A donation can be made by transferring ownership of stock to the charity’s brokerage account, rather than selling the stock and donating the proceeds. The donor avoids taxation on the gains and the charity can sell the stock without a tax liability. The market value of the donated shares is tax deductible. This technique is only beneficial once your taxable income exceeds the threshold of $77,400 married filing jointly ($38,700 for single filers), since below this level capital gains are not taxed.

FUTURE GIFTS are when charities are named in wills, trusts, and contracts today to receive their gift at some time in the future. In some instances, a current year charitable deduction can be taken for these future gifts.

Are you interested in learning more about how you can get involved in charitable giving?

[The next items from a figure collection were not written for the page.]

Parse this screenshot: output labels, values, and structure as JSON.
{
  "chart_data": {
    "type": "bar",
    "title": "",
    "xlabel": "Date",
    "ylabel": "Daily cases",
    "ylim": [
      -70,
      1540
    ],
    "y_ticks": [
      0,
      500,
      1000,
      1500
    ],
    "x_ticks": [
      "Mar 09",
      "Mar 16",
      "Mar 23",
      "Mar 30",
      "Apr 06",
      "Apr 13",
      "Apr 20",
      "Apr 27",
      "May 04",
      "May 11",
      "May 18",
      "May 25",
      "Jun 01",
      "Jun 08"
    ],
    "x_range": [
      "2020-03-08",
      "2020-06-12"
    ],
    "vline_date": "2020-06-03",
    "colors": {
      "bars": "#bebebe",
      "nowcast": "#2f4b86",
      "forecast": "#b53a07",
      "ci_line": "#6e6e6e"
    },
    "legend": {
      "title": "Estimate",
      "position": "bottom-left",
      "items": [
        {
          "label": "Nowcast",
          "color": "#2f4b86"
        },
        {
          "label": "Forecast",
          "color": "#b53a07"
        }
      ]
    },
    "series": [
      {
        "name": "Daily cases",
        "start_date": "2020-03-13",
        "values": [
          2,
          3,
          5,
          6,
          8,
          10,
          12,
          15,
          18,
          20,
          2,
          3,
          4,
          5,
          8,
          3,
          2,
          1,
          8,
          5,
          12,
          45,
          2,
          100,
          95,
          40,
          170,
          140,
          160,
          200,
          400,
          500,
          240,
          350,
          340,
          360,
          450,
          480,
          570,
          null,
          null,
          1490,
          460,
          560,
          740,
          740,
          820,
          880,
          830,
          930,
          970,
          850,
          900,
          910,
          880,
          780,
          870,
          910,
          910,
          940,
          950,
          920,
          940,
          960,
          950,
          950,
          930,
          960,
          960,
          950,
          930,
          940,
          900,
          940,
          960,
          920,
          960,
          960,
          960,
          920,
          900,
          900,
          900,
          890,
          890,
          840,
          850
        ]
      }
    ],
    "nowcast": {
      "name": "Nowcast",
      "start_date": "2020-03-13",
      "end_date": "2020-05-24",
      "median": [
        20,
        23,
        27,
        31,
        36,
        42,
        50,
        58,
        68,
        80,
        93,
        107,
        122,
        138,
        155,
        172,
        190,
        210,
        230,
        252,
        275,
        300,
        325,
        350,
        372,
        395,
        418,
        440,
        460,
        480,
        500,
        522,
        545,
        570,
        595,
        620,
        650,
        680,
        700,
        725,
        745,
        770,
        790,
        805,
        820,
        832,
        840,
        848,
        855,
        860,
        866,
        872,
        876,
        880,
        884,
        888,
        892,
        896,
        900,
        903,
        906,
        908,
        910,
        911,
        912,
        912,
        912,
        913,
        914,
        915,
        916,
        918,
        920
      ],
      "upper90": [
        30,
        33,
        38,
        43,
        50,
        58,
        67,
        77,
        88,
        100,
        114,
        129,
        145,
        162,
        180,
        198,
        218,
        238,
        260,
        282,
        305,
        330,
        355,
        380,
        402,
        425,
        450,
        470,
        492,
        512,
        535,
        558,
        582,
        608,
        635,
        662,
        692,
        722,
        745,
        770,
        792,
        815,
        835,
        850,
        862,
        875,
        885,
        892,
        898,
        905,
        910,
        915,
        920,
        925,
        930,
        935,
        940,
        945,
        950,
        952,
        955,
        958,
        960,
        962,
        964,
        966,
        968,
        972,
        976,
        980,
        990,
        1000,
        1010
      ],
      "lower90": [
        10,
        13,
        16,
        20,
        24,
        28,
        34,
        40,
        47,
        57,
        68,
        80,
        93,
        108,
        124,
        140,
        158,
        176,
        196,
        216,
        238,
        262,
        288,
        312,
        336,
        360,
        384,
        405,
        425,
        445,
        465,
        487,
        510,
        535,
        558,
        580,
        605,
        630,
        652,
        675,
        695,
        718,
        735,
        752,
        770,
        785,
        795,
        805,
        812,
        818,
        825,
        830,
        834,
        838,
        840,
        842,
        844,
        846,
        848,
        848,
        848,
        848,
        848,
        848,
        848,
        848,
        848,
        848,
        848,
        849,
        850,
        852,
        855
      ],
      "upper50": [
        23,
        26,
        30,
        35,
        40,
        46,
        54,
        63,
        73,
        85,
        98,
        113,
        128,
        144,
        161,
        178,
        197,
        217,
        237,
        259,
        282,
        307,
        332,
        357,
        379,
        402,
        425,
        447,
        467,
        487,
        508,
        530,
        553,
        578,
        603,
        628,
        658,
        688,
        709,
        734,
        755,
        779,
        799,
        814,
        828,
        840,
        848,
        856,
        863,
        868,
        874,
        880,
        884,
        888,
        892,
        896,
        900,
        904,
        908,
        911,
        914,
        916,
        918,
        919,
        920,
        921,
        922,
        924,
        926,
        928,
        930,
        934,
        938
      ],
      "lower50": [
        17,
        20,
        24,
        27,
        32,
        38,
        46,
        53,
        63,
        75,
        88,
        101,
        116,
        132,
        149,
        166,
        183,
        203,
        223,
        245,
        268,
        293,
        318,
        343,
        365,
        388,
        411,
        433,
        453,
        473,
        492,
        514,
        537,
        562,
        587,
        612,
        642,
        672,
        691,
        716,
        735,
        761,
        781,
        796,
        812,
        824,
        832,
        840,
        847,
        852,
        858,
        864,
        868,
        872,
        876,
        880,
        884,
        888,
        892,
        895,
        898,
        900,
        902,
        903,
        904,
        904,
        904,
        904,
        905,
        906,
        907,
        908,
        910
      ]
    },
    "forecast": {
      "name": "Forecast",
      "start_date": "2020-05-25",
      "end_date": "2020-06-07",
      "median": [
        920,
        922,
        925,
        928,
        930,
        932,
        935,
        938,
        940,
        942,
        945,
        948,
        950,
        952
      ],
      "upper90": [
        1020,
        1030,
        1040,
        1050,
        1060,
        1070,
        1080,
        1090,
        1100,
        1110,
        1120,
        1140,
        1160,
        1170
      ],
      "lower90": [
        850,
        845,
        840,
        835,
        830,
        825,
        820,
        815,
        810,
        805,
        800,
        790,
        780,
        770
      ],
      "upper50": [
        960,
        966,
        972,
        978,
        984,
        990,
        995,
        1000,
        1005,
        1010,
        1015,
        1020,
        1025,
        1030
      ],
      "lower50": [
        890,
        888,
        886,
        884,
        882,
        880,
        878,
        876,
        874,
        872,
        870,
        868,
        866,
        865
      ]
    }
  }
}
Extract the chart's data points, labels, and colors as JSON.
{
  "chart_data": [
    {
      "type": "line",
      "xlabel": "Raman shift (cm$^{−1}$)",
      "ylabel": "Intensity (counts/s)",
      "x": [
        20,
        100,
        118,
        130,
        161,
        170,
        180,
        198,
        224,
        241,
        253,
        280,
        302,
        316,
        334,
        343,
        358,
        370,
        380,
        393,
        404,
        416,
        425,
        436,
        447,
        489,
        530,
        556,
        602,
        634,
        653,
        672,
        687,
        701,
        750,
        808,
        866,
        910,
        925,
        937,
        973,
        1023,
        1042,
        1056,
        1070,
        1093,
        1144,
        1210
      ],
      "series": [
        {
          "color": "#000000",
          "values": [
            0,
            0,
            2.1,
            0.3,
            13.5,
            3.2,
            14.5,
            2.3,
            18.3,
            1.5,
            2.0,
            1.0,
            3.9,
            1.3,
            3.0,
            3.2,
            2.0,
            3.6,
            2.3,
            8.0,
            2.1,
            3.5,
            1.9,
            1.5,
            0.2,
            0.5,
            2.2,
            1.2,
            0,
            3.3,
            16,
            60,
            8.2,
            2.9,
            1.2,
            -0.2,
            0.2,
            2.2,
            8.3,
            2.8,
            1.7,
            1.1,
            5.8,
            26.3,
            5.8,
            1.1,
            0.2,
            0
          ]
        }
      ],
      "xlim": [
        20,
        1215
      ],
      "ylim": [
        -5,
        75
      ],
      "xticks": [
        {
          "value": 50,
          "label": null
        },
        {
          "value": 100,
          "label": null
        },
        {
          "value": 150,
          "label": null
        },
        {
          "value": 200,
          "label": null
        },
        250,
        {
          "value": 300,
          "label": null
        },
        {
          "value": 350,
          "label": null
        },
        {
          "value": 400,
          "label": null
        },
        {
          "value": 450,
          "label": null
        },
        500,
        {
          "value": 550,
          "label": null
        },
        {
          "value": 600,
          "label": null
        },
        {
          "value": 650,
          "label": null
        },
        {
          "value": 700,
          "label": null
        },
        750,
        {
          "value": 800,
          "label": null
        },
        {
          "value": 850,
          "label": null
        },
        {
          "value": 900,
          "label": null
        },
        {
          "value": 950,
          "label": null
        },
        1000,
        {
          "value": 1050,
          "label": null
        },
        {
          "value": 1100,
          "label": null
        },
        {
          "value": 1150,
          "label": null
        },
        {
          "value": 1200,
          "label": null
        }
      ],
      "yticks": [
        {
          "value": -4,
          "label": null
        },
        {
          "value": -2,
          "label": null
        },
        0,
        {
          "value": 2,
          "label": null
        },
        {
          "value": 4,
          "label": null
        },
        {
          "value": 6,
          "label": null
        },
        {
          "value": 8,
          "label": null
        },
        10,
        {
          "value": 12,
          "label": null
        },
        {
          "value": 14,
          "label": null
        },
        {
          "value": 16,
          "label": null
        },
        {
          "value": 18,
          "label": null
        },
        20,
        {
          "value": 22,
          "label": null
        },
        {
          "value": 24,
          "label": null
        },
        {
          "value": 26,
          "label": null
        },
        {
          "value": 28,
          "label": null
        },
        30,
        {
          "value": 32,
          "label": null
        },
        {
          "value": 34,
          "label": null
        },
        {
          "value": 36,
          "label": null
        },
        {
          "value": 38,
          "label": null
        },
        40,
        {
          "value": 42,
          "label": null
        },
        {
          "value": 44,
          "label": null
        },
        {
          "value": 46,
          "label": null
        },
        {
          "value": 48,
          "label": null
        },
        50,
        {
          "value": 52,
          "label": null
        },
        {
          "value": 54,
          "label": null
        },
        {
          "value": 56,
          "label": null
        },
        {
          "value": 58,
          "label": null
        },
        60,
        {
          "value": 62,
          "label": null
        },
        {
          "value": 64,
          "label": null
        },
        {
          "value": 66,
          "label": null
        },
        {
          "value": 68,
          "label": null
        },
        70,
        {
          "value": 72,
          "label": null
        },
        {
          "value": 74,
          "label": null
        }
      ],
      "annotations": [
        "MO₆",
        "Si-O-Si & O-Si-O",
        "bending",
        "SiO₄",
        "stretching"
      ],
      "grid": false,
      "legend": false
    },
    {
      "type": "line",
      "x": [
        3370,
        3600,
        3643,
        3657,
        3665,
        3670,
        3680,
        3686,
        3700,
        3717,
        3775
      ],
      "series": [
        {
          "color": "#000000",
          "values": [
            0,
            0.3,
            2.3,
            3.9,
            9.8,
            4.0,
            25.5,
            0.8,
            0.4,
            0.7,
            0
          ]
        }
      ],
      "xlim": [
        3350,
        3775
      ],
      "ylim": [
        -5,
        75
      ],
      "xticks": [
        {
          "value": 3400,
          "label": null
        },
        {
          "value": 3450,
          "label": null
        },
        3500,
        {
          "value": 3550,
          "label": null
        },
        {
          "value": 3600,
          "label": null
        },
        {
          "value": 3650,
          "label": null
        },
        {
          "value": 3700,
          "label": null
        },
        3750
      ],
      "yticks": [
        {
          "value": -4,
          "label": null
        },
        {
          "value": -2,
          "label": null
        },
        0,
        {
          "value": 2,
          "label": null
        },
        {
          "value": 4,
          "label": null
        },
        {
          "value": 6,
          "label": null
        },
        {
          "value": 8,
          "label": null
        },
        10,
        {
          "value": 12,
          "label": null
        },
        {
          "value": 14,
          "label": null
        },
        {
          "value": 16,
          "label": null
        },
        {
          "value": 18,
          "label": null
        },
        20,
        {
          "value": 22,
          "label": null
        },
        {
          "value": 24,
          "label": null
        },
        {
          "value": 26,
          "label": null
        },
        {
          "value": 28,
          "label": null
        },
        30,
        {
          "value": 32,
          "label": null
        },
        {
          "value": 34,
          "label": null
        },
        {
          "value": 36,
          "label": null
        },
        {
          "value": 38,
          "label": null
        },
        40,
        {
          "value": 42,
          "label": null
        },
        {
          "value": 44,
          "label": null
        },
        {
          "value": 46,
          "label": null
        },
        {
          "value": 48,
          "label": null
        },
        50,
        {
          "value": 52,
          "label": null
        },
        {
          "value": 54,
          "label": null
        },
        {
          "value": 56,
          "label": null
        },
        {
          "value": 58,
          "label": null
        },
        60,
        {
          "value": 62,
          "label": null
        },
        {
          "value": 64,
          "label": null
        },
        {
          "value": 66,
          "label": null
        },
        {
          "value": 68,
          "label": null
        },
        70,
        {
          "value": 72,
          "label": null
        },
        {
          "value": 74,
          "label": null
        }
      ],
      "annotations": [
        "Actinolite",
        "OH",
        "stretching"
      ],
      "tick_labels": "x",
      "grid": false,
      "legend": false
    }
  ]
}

Here are a few options you can discuss with your financial advisor:

Testamentary Gifts

Charities can be named in wills and trusts to receive a portion of your estate when you pass away. These gifts will not have an effect on your income taxes but may help reduce estate tax liability.

Donor-Advised Funds

A donor-advised fund allows charitable donations to be made into the fund with tax deductions taken in the year of contribution. Investments grow tax free and the fund distributes donations to charities in future years. This strategy allows bundling a few years of donations into a single year for tax purposes, thereby exceeding the standard deduction threshold to gain a tax benefit. A further tax advantage can be gained by funding these trusts with the current gift of appreciated shares.

Charitable Trusts

Trusts can be established to generate an income stream to the donor with the remainder going to the charity upon the death of the donor. A charitable deduction is generated at the time that the trust is funded based on the expected amount the charity will receive in the future. A further tax advantage can be gained by funding these trusts with the current gift of appreciated shares.